Brands that deliver consistently and are customer focused may survive a crisis

Brands seem to stagger from disaster to crisis, from last year’s collapse of the Rana Plaza textile factory in Dhaka, Bangladesh and the discovery of horsemeat in various food products to this year’s shooting-down of Malaysian Airlines flight MH17 and the massive data hacks of eBay and Sony.

Branwell Johnson

The definition of a brand crisis is variable and those that immediately grab the headlines are, inevitably and tragically, those that involve loss of life. But a crisis can be precipitated by any number of unforeseen factors and is often self-inflicted. Our main article this week looks at the various ways in which brands can try to future-proof against the negative effects of unforeseen upheavals.

The PR guidelines for an immediate response to a crisis are well known, especially the importance of the so-called golden hour – the time when a company can formulate and implement a proactive                                    communications plan.

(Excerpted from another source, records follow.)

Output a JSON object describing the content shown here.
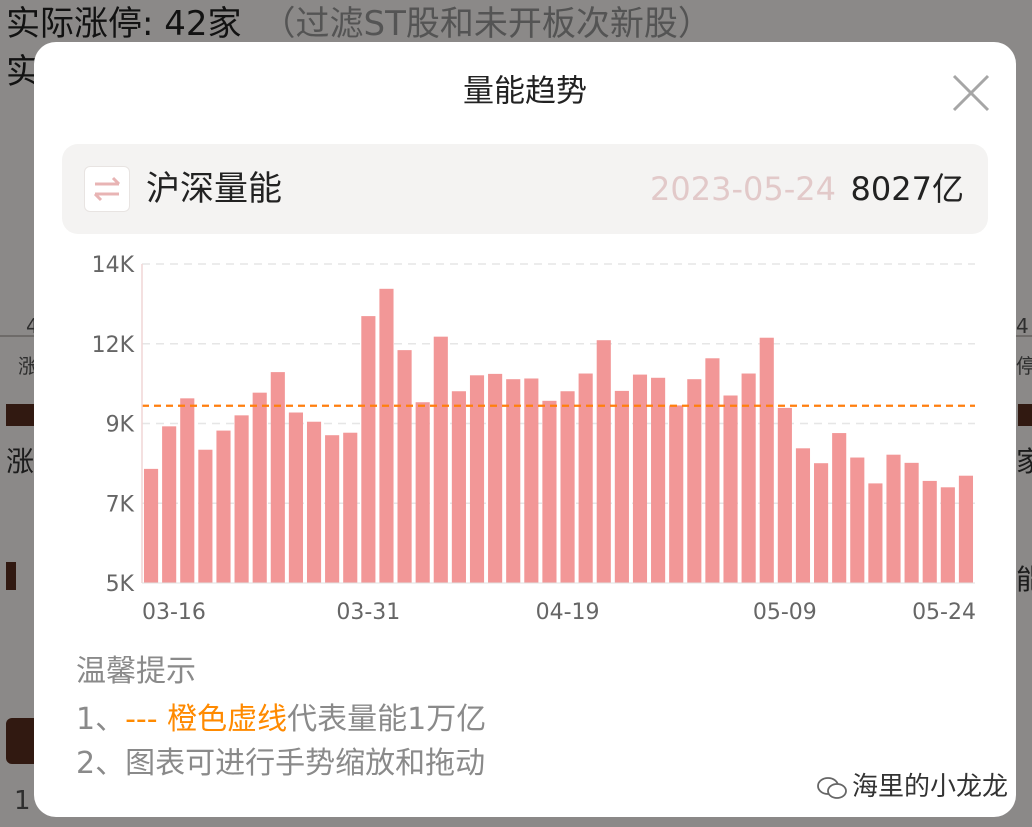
{
  "background": {
    "line1": "实际涨停: 42家",
    "line1_sub": "（过滤ST股和未开板次新股）",
    "line2": "实",
    "left_tag_1": "4",
    "left_tag_2": "涨",
    "left_tag_3": "涨",
    "left_tag_4": "1",
    "right_tag_1": "4",
    "right_tag_2": "停",
    "right_tag_3": "家",
    "right_tag_4": "能"
  },
  "modal": {
    "title": "量能趋势",
    "close_icon": "close-icon",
    "header": {
      "swap_icon": "swap-arrows-icon",
      "label": "沪深量能",
      "date": "2023-05-24",
      "value": "8027亿"
    },
    "tips": {
      "title": "温馨提示",
      "tip1_prefix": "1、",
      "tip1_highlight": "--- 橙色虚线",
      "tip1_suffix": "代表量能1万亿",
      "tip2": "2、图表可进行手势缩放和拖动"
    },
    "watermark": "海里的小龙龙"
  },
  "chart_data": {
    "type": "bar",
    "y_tick_labels": [
      "5K",
      "7K",
      "9K",
      "12K",
      "14K"
    ],
    "x_tick_labels": [
      "03-16",
      "03-31",
      "04-19",
      "05-09",
      "05-24"
    ],
    "ylim": [
      5000,
      14000
    ],
    "reference_line": {
      "value": 10000,
      "color": "#ff7f0e",
      "style": "dashed"
    },
    "bar_color": "#f29797",
    "values": [
      8220,
      9420,
      10210,
      8760,
      9300,
      9730,
      10370,
      10950,
      9810,
      9550,
      9170,
      9240,
      12530,
      13300,
      11570,
      10100,
      11950,
      10410,
      10860,
      10900,
      10750,
      10770,
      10140,
      10410,
      10910,
      11850,
      10420,
      10880,
      10790,
      10010,
      10750,
      11340,
      10290,
      10910,
      11920,
      9940,
      8800,
      8380,
      9230,
      8540,
      7810,
      8620,
      8390,
      7880,
      7700,
      8027
    ]
  }
}
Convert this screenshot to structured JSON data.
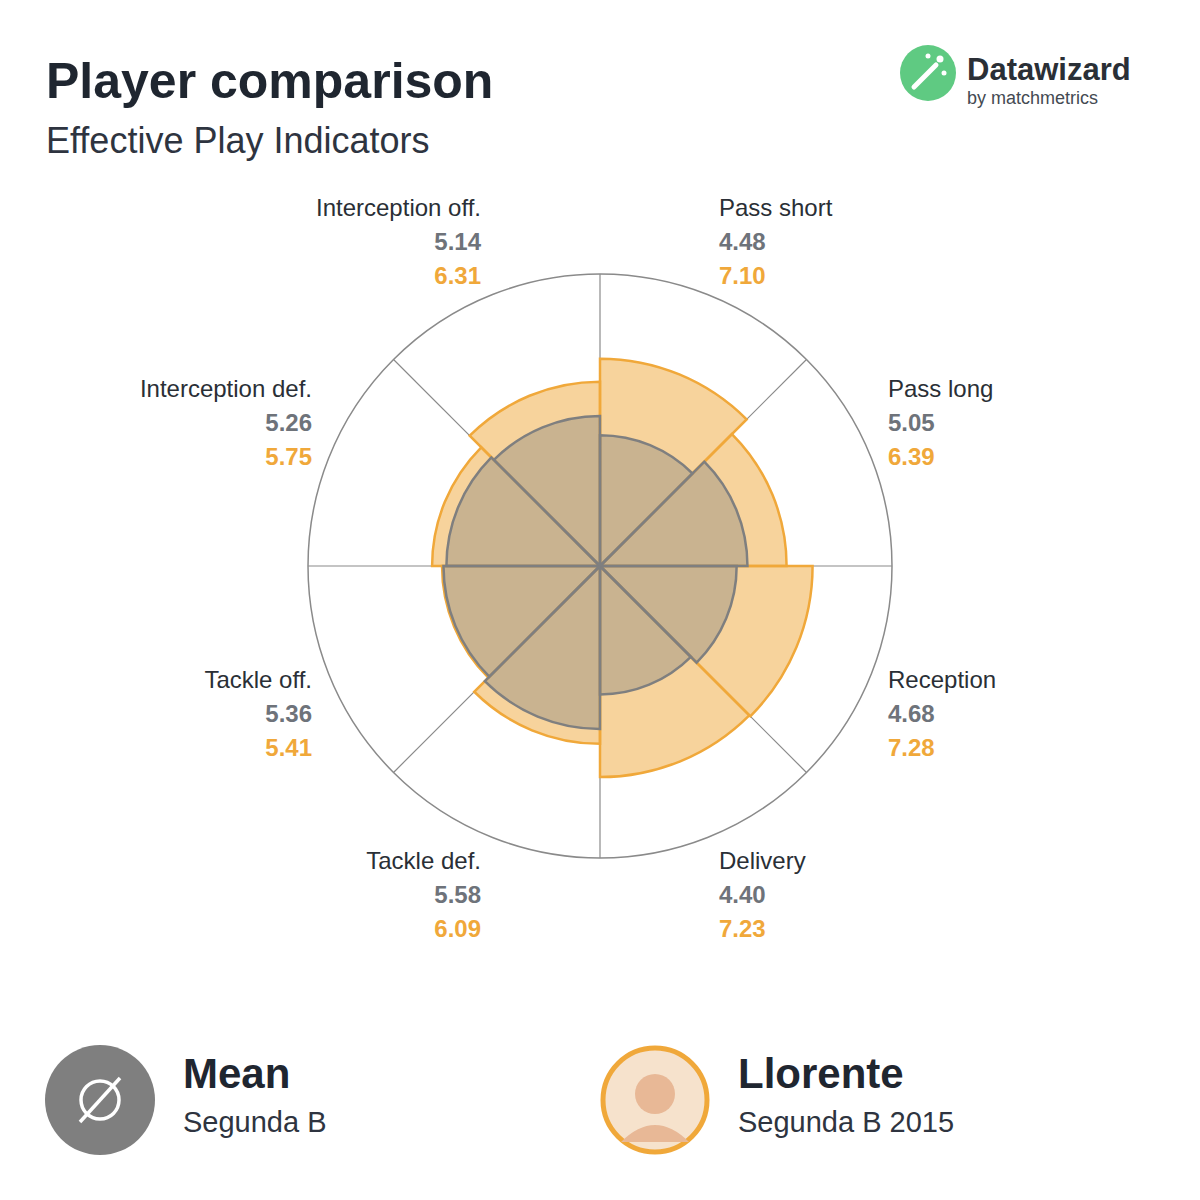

But of equal, if not more, importance is a long-term strategy for maintaining positive brand sentiment and integrity. It is amazing how brands that you might think would be torpedoed by negative PR arising from some form of crisis, have not only survived but flourished. Amazon is a good example; questions have been raised previously about tax avoidance and employee working conditions but the brand sails on. 

And Amazon is in the middle of another potentially brand-damaging moment, halting pre-orders and stalling deliveries in disputes with publisher Hachette and Disney over terms and conditions. 

The more interesting row is with Hachette where each side is enlisting customer support, with Amazon sending personal emails to Kindle readers saying: “We will never give up our fight for reasonable e-book prices. We know making books more affordable is good for book culture. We’d like your help. Please email Hachette and copy us.” Meanwhile, high-profile authors, including Stephen King and Donna Tartt, have placed an anti-Amazon, two-page ad in the New York Times.

But are both sides employing the wrong kind of customer focus? Do customers care about the background to wrangles or do they just want an efficient, smooth service at a price they are prepared to pay? Does fairness have any resonance with consumers?

Undoubtedly Amazon will survive this upheaval too thanks to consistently good service and its positioning as a consumer champion – good foundations to help weather any storm.